A quick test where I was trying to read /etc/sudoers on a Linux Host from a Linux guest running in VirtualBox did produce a permission error (using sudo cat /path/to/shared/etc/sudoers as well as with sudo su, followed by cat /path/to/shared/etc/sudoers), but I would not consider myself an expert in that regard in any way nor was the testing very exhaustive.

AlexV
  • 111
  • 4
  • I think most of the exploits would be memory/buffer overflows... but in VirtualBox you can turn on options to map to host directories, clipboard, etc... ultimately it's always best to run an application with the least amount of privileges possible... in case something gets outside the "sandbox". – pcalkins Aug 12 '20 at 22:20
  • @pcalkins I was not necessarily thinking about exploits, but more about a regular user trying to circumvent host system restrictions (such as file permissions) using an (intentionally?) misconfigured container or virtual machine environment. – AlexV Aug 13 '20 at 08:33

1 Answers1

2

It's perfectly possible, with virtualization systems, to expose the underlying host OS filesystem (assuming here we're talking about Hypervisors running on a general purpose OS and not a "bare metal" setup), how that's done depends on the hypervisor in question.

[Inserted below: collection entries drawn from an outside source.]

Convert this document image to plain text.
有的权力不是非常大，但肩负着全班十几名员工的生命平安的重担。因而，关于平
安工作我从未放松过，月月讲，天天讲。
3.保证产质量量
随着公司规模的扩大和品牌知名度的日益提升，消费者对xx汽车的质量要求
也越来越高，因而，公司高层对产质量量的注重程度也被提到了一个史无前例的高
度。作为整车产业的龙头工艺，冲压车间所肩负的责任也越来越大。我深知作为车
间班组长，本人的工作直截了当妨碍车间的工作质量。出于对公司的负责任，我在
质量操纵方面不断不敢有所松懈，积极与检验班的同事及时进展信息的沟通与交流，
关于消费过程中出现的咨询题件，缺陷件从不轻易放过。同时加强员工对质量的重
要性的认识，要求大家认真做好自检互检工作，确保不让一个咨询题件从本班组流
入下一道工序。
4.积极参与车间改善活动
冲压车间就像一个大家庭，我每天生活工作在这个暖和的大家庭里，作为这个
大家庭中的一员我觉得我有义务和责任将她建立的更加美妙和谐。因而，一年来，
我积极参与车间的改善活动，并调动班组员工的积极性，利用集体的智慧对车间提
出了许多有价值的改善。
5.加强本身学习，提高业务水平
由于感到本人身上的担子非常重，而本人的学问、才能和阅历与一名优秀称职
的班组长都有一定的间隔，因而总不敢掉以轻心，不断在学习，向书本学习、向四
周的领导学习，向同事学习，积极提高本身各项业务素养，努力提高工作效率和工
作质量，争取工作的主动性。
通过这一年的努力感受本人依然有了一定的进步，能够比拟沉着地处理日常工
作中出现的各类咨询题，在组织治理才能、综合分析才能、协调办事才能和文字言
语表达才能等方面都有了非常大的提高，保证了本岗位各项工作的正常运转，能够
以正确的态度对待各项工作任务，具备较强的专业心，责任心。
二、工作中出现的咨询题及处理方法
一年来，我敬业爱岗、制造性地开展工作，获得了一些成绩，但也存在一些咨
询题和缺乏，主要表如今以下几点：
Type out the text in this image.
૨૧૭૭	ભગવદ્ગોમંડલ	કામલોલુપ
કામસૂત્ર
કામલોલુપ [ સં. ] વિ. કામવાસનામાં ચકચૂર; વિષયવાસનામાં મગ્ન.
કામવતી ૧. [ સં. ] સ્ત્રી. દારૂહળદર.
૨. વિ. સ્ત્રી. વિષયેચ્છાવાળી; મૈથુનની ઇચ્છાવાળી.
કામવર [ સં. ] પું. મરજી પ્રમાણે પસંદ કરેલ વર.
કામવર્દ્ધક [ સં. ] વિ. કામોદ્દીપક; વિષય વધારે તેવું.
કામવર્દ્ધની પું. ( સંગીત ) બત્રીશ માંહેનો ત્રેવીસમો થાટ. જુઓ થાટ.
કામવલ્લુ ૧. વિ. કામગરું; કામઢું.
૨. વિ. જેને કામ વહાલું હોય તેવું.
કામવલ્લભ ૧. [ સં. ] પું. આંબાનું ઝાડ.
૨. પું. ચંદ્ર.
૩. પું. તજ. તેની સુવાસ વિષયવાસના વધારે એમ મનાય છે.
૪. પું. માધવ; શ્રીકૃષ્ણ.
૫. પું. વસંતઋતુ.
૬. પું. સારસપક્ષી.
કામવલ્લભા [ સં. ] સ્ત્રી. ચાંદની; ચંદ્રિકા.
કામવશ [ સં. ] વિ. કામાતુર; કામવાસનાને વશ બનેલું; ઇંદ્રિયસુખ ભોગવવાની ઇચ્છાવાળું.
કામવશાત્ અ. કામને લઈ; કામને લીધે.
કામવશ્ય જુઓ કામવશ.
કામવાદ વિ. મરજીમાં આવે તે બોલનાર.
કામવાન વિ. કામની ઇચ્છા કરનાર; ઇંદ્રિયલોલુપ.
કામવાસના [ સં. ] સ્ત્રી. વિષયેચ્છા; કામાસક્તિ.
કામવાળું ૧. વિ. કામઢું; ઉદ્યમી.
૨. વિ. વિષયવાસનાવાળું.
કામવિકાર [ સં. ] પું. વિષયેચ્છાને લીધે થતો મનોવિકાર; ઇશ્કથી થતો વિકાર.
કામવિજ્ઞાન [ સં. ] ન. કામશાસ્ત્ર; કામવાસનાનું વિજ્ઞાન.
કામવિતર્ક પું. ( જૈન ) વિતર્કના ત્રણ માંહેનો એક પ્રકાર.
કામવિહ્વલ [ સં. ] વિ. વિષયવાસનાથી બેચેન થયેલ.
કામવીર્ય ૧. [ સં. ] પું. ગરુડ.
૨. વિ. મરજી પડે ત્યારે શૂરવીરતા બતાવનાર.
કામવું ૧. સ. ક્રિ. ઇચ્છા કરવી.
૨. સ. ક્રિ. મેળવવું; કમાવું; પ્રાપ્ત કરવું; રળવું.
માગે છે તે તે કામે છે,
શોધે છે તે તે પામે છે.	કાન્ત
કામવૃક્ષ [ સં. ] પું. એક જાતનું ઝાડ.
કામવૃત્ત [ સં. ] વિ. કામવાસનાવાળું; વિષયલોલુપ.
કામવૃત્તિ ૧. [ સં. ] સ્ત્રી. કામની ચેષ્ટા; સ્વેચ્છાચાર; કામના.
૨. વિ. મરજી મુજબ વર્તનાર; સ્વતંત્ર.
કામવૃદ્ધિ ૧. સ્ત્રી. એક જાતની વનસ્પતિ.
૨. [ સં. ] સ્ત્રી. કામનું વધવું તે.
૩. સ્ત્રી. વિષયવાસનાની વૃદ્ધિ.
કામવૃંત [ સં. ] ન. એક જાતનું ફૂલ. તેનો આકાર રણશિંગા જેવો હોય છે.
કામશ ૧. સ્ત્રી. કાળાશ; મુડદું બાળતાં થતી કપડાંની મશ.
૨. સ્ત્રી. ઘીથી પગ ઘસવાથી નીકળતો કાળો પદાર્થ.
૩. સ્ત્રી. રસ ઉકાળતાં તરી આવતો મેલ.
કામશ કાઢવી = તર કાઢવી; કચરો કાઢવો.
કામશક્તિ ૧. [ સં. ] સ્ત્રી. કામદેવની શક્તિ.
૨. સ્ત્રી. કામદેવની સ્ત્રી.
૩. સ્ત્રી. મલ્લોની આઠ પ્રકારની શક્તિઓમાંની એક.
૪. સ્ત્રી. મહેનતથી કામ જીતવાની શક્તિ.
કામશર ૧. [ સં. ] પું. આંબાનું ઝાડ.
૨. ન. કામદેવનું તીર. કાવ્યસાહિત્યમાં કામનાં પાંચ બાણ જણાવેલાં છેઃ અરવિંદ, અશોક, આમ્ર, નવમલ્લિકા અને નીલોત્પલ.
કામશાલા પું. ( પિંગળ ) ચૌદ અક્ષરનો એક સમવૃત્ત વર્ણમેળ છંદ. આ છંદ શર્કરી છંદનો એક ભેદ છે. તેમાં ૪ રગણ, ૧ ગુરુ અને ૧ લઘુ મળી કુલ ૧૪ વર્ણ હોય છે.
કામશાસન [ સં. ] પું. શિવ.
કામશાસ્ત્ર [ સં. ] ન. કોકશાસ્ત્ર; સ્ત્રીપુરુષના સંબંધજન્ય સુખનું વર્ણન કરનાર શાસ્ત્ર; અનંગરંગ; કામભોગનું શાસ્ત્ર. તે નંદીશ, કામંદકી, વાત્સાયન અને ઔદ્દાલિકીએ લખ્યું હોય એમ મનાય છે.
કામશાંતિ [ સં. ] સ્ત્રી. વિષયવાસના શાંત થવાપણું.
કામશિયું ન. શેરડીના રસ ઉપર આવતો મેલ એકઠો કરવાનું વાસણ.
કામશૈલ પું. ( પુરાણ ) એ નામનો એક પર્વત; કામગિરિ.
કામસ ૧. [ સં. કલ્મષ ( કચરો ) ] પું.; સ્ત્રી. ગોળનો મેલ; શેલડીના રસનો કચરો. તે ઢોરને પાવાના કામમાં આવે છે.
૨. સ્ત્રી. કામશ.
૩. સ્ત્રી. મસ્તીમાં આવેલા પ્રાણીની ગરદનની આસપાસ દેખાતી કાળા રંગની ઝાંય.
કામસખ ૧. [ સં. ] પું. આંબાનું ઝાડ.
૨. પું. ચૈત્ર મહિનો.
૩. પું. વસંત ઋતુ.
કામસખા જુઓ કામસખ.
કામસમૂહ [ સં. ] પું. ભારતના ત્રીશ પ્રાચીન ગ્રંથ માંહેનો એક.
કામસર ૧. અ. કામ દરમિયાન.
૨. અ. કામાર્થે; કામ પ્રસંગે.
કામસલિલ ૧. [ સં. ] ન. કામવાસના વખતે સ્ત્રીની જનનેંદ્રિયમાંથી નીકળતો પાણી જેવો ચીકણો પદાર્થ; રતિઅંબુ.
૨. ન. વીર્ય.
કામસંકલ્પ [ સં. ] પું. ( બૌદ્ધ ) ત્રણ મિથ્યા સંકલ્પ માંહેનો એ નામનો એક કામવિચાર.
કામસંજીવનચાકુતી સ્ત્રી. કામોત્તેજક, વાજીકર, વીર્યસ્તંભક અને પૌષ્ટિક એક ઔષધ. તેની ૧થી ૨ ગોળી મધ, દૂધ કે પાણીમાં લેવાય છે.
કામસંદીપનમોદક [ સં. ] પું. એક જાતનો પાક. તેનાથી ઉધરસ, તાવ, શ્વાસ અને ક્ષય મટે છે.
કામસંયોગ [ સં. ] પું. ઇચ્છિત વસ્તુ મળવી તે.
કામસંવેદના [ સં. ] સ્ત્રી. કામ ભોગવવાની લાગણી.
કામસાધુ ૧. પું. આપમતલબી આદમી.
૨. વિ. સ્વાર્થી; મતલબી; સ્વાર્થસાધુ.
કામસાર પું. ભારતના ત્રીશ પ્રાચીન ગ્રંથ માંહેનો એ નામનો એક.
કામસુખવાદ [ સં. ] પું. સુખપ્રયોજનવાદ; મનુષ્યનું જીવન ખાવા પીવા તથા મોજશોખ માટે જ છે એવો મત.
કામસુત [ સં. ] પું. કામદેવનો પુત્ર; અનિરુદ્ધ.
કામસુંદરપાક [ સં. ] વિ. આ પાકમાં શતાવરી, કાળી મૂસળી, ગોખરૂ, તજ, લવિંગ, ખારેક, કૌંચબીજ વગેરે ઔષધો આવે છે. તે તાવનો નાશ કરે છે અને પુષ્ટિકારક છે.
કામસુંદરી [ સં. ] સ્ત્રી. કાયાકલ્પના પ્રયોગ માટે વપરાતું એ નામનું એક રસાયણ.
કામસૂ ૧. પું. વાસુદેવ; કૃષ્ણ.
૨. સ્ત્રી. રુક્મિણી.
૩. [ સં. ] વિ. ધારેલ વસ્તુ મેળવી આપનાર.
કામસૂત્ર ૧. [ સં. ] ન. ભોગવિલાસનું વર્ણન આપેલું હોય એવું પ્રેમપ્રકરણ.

That said container systems, like Docker, are more likely to have issues with this as, whilst most VMs can operate perfectly happily with just the resources available in the guest, containers will often mount host directories in to provide persistent storage.

Where that gets somewhat more dangerous, in many container setups, is that contained processes often run as the root user, which is the same UID as root on the host (assuming user namespacing isn't enabled).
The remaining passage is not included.